Last year, over 3.3 million mobile customers was active again their SIM cards, following the conclusion of the TCRA’s biometric SIM card registration scheme on 20 January. In September 2020, TCRA fined ISP Raha, a subsidiary of Liquid Telecom, a total of TZS11.8 billion (USD5.1 million) for breaching regulations. The Tanzania Communications Regulatory Authority discontinued the new data tariffs offered by the country’s mobile operators, following disapproval from customers that they are too high in April. Media reports indicate that telecoms firms revised their prices for voice calls, SMS and data services in order to align their tariffs with new legislations published by the regulator which came into consequence on 2 April 2021.
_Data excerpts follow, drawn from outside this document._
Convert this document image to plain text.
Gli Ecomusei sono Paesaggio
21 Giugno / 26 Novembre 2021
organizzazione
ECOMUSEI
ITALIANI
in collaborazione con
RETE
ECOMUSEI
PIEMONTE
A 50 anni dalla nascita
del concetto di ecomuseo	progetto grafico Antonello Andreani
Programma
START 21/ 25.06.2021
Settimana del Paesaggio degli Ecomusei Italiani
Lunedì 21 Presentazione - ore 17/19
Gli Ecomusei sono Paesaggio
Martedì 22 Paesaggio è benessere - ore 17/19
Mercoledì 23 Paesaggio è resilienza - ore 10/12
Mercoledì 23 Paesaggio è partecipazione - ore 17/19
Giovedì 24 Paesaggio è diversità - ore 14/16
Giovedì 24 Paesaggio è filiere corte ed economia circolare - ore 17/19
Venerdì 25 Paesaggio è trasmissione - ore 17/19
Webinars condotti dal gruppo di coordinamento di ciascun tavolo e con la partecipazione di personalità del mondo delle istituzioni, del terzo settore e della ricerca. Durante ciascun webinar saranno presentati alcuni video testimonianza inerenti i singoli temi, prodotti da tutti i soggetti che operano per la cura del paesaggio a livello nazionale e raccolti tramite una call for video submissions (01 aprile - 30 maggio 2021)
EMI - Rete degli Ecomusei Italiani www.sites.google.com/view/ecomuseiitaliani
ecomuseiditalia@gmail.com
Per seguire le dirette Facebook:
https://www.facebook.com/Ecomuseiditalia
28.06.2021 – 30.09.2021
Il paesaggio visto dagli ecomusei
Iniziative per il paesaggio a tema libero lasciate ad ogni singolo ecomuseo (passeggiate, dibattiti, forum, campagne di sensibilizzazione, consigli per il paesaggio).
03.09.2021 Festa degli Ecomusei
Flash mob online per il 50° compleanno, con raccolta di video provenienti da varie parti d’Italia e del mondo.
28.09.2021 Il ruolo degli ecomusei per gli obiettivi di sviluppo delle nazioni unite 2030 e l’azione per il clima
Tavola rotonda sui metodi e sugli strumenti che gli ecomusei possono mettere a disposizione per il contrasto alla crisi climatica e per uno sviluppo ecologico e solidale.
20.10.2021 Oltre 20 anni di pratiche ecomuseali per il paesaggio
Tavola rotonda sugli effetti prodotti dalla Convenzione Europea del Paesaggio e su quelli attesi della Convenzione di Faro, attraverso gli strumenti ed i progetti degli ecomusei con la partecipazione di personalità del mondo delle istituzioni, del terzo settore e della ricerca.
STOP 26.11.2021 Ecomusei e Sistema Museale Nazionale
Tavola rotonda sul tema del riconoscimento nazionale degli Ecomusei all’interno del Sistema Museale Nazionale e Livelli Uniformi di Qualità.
Alleviating Poverty through Public Investment in Tanzania

Lately, Ministry of Communication and ICT in Tanzania signed a contract to extend the National Information Communication and Technology Broadband Backbone (NICTBB) to interconnect with neighbouring Mozambique. The 72km extension will run from Mangaka to Mtambaswala on the border with Mozambique, from where it will interconnect across the Unity Bridge to Negomano in Mozambique.

The contract, valued at TZS2.4 billion (USD1 million) was concluded in January 2021, with the network scheduled for completion in July 2021. The NICTBB presently reach the borders of six surrounding countries, namely Burundi (Kabanga and Manyovu), Rwanda (Rusomo), Uganda (Mutukula), Kenya (Sirali, Namanga and Horohoro), Zambia (Tunduma) and Malawi (Kasumulo).

The relaxation of the telecommunication sector in Tanzania has opened up access to establish new operations, particularly for mobile phone operators, public data communication operators, closed user group data communication providers, radio paging service providers and Internet service businesses. Also, opportunities subsist to render modern technology and support infrastructure to the contemporary industry operators. Availability of secure credentialing will be an important area of possibility.